杨帆勉强喝了一口,哑着嗓子问:“寨子里……怎么样了?”铁柱表情有点奇怪,像是感动,又像是不可思议:“好……好着呢。您昏过去后,李寡妇带着她那个傻儿子,拎着一筐土豆来了,说是……说是谢谢大当家给她们孤儿寡母做主。扔下筐就跑了,追都追不上。”
杨帆一愣,挣扎着想坐起来:“土豆?她们娘俩就靠这个活命呢!怎么能要?快送回去!”
“送不回去了,”铁柱摇摇头,声音有些哽咽,“寨里的老柴头,就是那个瘸腿的老头,他把土豆切成片,分给娃娃们和几个病号了。
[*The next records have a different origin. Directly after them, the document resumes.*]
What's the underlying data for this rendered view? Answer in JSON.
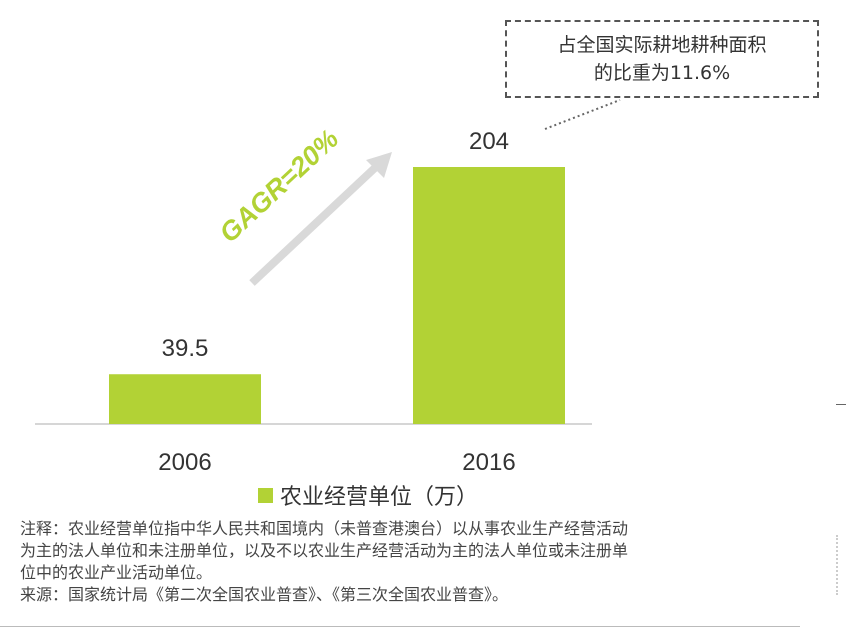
{
  "chart_data": {
    "type": "bar",
    "categories": [
      "2006",
      "2016"
    ],
    "series": [
      {
        "name": "农业经营单位（万）",
        "values": [
          39.5,
          204
        ]
      }
    ],
    "data_labels": [
      "39.5",
      "204"
    ],
    "ylim": [
      0,
      204
    ],
    "grid": false,
    "legend_position": "bottom",
    "bar_color": "#b2d235",
    "annotation_growth": "GAGR=20%",
    "annotation_growth_color": "#b2d235",
    "arrow_color": "#d9d9d9",
    "callout_lines": [
      "占全国实际耕地耕种面积",
      "的比重为11.6%"
    ]
  },
  "legend": {
    "label": "农业经营单位（万）"
  },
  "notes": {
    "line1": "注释：农业经营单位指中华人民共和国境内（未普查港澳台）以从事农业生产经营活动",
    "line2": "为主的法人单位和未注册单位，以及不以农业生产经营活动为主的法人单位或未注册单",
    "line3": "位中的农业产业活动单位。",
    "source": "来源：国家统计局《第二次全国农业普查》、《第三次全国农业普查》。"
  }
}
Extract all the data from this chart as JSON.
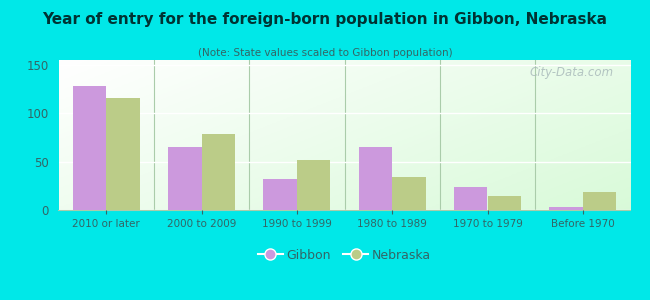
{
  "title": "Year of entry for the foreign-born population in Gibbon, Nebraska",
  "subtitle": "(Note: State values scaled to Gibbon population)",
  "categories": [
    "2010 or later",
    "2000 to 2009",
    "1990 to 1999",
    "1980 to 1989",
    "1970 to 1979",
    "Before 1970"
  ],
  "gibbon_values": [
    128,
    65,
    32,
    65,
    24,
    3
  ],
  "nebraska_values": [
    116,
    79,
    52,
    34,
    14,
    19
  ],
  "gibbon_color": "#cc99dd",
  "nebraska_color": "#bbcc88",
  "background_outer": "#00e8e8",
  "ylim": [
    0,
    155
  ],
  "yticks": [
    0,
    50,
    100,
    150
  ],
  "bar_width": 0.35,
  "legend_gibbon": "Gibbon",
  "legend_nebraska": "Nebraska",
  "watermark": "City-Data.com",
  "title_color": "#003333",
  "subtitle_color": "#336666",
  "tick_color": "#336666"
}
他说……他说大当家您用血换来的规矩,他活了六十岁,头一回见。这土豆,他来做主分了,让娃娃们都记住,咱们黑云寨,从今往后,是讲道理的兵,不是祸害人的匪!”
杨帆沉默了,感觉眼眶有点发酸,赶紧低下头。那筐微不足道的土豆,比千斤还重,压得他心里又暖又疼。
铁柱接着说:“还有,大当家,弟兄们……都服你了。真的服了。以前老当家在的时候,也没见大家这么齐心过。”
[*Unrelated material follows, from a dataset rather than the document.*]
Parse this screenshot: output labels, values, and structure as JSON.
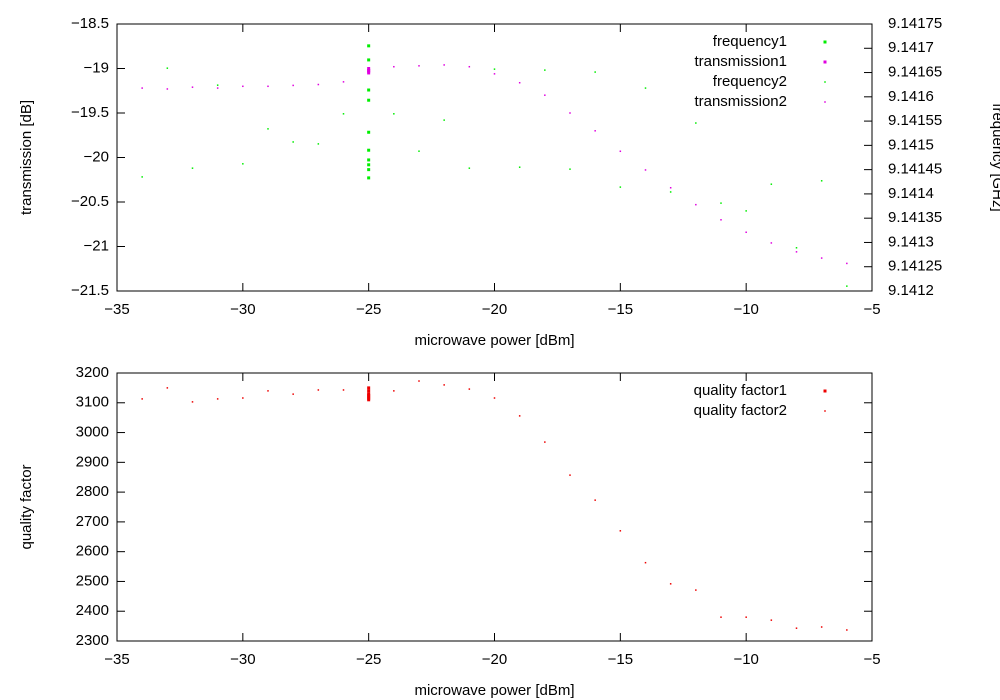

正说着,王老蔫兴冲冲地跑进来:“大当家!好事儿!山下张庄、李村,好几个村子的老农户,托人捎话来,说……说咱们黑云寨要是真像传的那样,不祸害老百姓,他们……他们愿意匀出点粮食,跟咱们换山货,或者……帮咱们打听打听鬼子的动静!”
杨帆猛地抬起头,背上的伤好像都不那么疼了。他看到了铁柱和王老蔫眼中那久违的光,那是希望。他挣扎着,让铁柱扶他出去。
空场上,寨众们看到他出来,都自发地围了过来。他们的眼神不一样了,不再是之前的麻木和猜疑,而是带着信任,甚至是一种找到了主心骨的依赖。
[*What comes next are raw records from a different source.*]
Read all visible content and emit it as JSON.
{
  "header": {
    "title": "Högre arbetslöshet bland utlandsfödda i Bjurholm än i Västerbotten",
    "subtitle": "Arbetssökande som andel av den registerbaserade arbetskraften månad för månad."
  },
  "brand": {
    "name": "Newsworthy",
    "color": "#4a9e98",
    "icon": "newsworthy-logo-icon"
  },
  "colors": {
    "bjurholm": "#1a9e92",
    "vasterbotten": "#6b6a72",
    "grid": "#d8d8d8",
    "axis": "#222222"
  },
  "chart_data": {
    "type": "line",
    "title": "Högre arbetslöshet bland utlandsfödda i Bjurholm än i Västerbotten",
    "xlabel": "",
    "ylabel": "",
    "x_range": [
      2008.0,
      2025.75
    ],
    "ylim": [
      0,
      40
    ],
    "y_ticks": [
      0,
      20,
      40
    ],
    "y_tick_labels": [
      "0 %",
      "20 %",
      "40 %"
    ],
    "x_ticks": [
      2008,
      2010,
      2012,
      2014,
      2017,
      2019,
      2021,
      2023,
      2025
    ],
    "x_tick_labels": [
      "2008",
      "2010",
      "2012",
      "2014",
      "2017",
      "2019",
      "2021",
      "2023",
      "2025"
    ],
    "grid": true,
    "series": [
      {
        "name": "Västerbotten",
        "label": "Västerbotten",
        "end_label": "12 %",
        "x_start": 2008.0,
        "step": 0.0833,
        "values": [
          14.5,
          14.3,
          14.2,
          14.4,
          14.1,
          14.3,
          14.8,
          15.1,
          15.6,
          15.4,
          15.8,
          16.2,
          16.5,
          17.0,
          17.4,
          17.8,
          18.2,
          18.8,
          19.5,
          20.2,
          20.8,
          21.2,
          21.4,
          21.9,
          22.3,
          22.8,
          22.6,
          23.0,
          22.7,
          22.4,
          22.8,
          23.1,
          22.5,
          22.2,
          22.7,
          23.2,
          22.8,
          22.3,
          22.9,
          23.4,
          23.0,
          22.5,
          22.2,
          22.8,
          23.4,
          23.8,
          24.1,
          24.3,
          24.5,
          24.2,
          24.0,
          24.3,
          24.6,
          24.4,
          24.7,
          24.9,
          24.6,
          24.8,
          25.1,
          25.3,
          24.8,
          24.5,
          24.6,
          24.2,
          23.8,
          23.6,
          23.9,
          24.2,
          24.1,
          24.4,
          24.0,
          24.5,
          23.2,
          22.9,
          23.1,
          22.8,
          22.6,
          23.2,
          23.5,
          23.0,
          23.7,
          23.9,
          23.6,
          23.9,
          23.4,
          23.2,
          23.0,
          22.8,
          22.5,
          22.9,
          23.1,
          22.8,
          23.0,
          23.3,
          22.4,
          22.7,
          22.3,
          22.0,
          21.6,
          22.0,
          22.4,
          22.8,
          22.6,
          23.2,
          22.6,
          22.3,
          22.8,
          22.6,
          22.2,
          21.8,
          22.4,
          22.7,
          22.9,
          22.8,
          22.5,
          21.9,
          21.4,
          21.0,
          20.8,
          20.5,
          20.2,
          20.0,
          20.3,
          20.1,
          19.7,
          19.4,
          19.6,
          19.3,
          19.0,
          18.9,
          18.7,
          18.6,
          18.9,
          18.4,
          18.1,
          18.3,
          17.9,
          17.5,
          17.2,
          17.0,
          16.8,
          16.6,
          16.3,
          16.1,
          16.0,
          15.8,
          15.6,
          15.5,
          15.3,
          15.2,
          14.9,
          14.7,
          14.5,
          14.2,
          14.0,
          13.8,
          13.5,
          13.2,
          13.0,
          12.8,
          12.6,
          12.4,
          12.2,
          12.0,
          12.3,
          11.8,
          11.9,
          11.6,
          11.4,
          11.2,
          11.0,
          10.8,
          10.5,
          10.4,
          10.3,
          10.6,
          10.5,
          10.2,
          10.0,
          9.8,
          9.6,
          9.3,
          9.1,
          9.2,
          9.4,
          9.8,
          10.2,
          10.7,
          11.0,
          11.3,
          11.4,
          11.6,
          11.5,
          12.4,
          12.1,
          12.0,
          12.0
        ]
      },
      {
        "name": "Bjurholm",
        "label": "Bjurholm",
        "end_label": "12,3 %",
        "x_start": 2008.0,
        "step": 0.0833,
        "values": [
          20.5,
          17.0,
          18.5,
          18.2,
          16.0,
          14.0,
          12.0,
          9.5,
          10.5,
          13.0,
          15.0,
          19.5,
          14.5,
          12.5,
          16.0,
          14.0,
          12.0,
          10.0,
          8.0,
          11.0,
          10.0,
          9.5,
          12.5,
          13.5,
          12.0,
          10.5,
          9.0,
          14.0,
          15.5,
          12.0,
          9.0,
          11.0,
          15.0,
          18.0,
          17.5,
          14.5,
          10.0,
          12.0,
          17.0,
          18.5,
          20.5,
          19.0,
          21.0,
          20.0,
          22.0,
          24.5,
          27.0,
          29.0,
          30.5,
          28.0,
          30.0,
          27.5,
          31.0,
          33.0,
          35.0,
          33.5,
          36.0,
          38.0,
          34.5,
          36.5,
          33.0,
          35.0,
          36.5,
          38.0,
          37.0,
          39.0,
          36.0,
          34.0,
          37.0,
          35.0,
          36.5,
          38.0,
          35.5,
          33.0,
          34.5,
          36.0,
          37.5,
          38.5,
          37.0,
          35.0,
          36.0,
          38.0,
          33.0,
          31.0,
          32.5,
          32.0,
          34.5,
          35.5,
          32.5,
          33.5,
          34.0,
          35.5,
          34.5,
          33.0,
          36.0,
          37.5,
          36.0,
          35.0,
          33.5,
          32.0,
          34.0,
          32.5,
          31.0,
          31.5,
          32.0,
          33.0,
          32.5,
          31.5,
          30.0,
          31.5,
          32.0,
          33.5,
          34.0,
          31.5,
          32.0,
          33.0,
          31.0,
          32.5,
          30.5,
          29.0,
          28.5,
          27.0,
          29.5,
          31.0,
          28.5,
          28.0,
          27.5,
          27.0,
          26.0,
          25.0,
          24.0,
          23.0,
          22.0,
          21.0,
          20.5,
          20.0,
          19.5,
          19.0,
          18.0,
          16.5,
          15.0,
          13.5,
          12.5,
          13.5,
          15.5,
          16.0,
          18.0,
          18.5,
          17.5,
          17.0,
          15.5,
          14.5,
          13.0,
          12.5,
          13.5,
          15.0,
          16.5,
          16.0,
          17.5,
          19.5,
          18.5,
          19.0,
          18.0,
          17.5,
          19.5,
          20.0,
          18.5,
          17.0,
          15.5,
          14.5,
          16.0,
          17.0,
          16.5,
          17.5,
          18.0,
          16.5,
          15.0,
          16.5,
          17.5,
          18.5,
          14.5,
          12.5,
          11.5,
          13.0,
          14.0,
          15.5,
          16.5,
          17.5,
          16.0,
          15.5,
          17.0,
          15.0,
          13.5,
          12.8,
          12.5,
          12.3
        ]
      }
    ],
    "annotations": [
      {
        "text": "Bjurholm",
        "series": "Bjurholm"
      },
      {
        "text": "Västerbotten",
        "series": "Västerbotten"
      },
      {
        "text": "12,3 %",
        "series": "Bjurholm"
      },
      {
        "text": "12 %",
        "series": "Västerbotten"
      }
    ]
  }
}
杨帆看着这一张张脸,心中激荡。他清了清嗓子,用虽然虚弱却异常坚定的声音宣布:“弟兄们!乡亲们!从今天起,咱们黑云寨,没了!”
众人一愣。只见杨帆挺直了那伤痕累累的脊梁,一字一句,声震山谷:“咱们往后,就叫——抗日义勇军独立支队!”
“咱们扛枪,不是为了当土匪祸害人!”“咱们是为了打鬼子,保家乡!”短暂的寂静之后,空场上爆发出前所未有的吼声:
“抗日义勇军!”“打鬼子,保家乡!”“跟着大当家!”
声音汇聚在一起,冲上云霄,仿佛要点燃这东北阴沉的天。
杨帆看着群情激昂的众人,背上的伤口还在隐隐作痛,心里却无比亮堂。规矩立住了,人心聚拢了,这第一把火,总算没有白烧。
他知道,前路依旧艰难,鬼子不会善罢甘休,饥饿和寒冷依然如影随形。但他更知道,从这一刻起,他们不再是一盘散沙的土匪,而是一支有了魂的队伍。这魂,叫规矩,叫良心,叫不屈。